Amazon Prime's The Boys

Amazon Prime’s The Boys season one debuts with eight episodes of blah, meh, and more meh.

For the most part the comics of writers like Warren Ellis, Mark Millar, and Garth Ennis are excuses to show a lot of sex of all kinds, blood, and violence.  Although it tries to be something different The Boys is no exception to this rule. Thankfully, Erik Kripke has stripped away a lot of the nonsense from the comic for the small screen adaptation. However, what’s left isn’t much better.

Amazon Prime's The Boys
The Seven a.k.a The Justice League.

The Boys, which premiered recently on Amazon, is a cutesy spoof on comic book characters people already know. The Seven is a thinly veiled version of the Justice League. Anyone who has seen Justice League can spot the characters. Superman, Batman, Wonder Woman, The Flash, and Aquaman are represented along with a few other characters who may not be easily recognized.

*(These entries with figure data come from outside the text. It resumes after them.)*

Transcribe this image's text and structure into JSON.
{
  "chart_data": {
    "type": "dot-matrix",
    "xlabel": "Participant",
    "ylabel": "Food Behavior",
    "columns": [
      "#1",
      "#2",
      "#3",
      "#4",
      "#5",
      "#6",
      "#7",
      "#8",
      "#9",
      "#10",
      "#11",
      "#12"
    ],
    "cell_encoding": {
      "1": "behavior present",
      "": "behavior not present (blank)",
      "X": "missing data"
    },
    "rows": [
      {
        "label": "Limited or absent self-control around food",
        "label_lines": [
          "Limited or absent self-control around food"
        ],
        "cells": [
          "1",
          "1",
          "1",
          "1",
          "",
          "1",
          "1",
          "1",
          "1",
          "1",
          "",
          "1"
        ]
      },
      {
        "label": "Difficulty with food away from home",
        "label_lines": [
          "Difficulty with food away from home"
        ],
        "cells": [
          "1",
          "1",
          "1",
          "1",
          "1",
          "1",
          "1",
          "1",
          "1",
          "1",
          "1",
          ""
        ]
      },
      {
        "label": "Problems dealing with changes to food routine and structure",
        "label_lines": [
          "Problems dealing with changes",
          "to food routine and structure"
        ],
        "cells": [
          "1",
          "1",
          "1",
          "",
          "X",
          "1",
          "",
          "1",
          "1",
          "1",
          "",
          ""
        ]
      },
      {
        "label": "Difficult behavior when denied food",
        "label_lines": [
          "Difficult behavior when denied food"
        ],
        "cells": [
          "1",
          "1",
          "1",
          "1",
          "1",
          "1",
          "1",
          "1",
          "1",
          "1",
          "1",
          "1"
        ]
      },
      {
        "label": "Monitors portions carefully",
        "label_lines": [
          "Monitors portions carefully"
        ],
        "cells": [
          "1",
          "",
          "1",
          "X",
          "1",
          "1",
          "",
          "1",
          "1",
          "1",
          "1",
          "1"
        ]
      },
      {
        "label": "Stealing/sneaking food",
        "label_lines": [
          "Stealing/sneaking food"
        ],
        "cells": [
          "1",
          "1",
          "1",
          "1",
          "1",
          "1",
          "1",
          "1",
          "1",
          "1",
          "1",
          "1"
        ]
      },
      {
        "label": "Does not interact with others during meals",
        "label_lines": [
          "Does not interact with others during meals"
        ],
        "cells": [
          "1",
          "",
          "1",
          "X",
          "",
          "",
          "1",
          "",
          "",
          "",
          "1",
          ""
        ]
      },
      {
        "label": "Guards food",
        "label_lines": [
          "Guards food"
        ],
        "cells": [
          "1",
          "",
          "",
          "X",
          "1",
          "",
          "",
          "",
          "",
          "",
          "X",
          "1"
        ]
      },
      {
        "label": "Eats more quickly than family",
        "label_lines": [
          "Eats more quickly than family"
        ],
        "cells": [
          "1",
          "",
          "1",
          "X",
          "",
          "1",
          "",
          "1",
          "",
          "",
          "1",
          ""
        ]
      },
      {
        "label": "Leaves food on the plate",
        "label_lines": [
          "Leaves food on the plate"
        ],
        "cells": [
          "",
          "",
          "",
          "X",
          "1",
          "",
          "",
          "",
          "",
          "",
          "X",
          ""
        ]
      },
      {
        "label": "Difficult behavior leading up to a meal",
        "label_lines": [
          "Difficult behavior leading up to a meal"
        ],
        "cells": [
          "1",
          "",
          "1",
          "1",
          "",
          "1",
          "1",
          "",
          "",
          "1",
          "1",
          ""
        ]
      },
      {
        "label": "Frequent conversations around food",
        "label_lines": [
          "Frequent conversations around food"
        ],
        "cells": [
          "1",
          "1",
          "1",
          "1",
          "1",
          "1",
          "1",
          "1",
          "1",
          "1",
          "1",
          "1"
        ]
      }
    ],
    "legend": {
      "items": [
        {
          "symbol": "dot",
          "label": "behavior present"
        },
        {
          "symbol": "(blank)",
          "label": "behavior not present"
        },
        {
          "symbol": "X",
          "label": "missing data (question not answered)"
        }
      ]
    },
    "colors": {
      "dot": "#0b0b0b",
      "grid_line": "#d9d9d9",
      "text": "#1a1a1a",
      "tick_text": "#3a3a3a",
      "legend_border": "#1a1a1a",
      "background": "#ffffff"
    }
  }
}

The Seven are the villains in the story. The Seven were created and controlled by Vought International. The Boys, lead by Billy Butcher, want to expose The Seven, Vought International, and “supes” in general as corrupt, vile scum juiced up on a super steroid called Compound V.

Amazon Prime's The Boys
Hughie, Billy, Mother’s Milk, and Frenchie are The Boys

To illustrate the point, Hughie’s girlfriend is vaporized by A-Train, the fastest man alive, who’s a fill in for The Flash, the fastest man alive, as he runs through her on his way to score Compound V. Homelander, the Super Man of the group, lets a jet filled with people crash in order to fulfill the corporation’s agenda and new girl on the block Starlight is sexually assaulted her first day on the job. The Seven are not as super as the public is lead to believe.

The hero as villain motif is nothing new. Comic book readers have seen it before in comic books and movies like The Watchmen and Squadron Supreme. Older comic book readers may remember the super hero as god theme explored in the classic Miracle Man. General audiences have seen the same thing in movies like The Watchmen and more recently in the under performing Brightburn. The Boys doesn’t explore any new territory nor does it add anything new.

Amazon Prime's The Boys.
Homelander and Queen Maeve, stand ins for Super Man and Wonder Woman.

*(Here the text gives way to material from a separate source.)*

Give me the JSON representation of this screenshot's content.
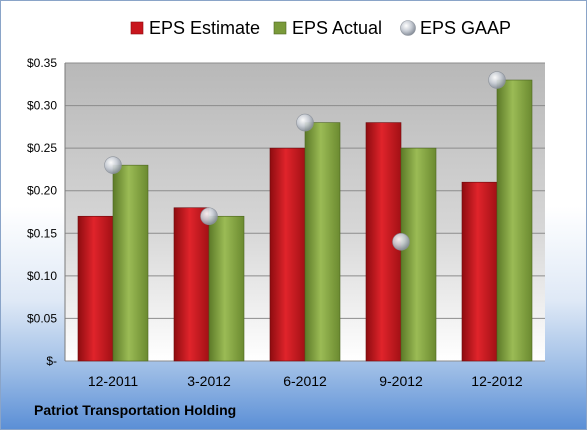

The Boys is easy. There’s no real challenges thrown at the Boys. Billy and Hughie may get in a tough situation or two, but there’s every reason they’ll live to see the next scene. Mother’s Milk and Frenchie may be taken prisoners, but there’s little room to doubt they’ll be freed by the next episode. There’s never a question whether or not the Boys will expose Vought International. They won’t and they don’t because this is a series after all.

As viewers, we don’t expect or want the heroes to die. Most movies and television series don’t kill their heroes off because of the inevitable sequels and follow on seasons. You’re gravely mistaken if you think Avengers: End Game is the last time you’ll see Tony Stark or Steve Rodgers on the big screen or even on a Disney + series. At least make things exciting and leave just a little doubt in the viewers mind things may not go according to plan. In Mission Impossible: Rogue Nation, Ethan Hunt wasn’t going to die scaling down a building in a sand storm. It was still a tense and exciting scene. The Boys though is a CW series on a pay network so it can show gore, the occasional boob, and cuss a lot.

Amazon Prime's The Boys
Karl Urban, the only reason to keep watching The Boys.

The Boys isn’t a bad series. There’s some actual good performances in the series. Antony Starr excels as the ego driven, psychotic Homelander. Elizabeth Shue (Leaving Las Vegas) is adequate in her role as Madelyn Sitwell, the second in charge of Vought International. But it’s Karl Urban (Star Trek) as Billy Butcher that keeps the series going to its final episode.

The Boys isn’t a good series either. It’s not exciting or interesting. It just exists with really no direction surviving on cliches we’ve all seen in countless other movies about evil corporations. It’s a series that will appeal to some of the comic book readers and fans of Karl Urban. If you don’t fall in either category odds are high you won’t like The Boys.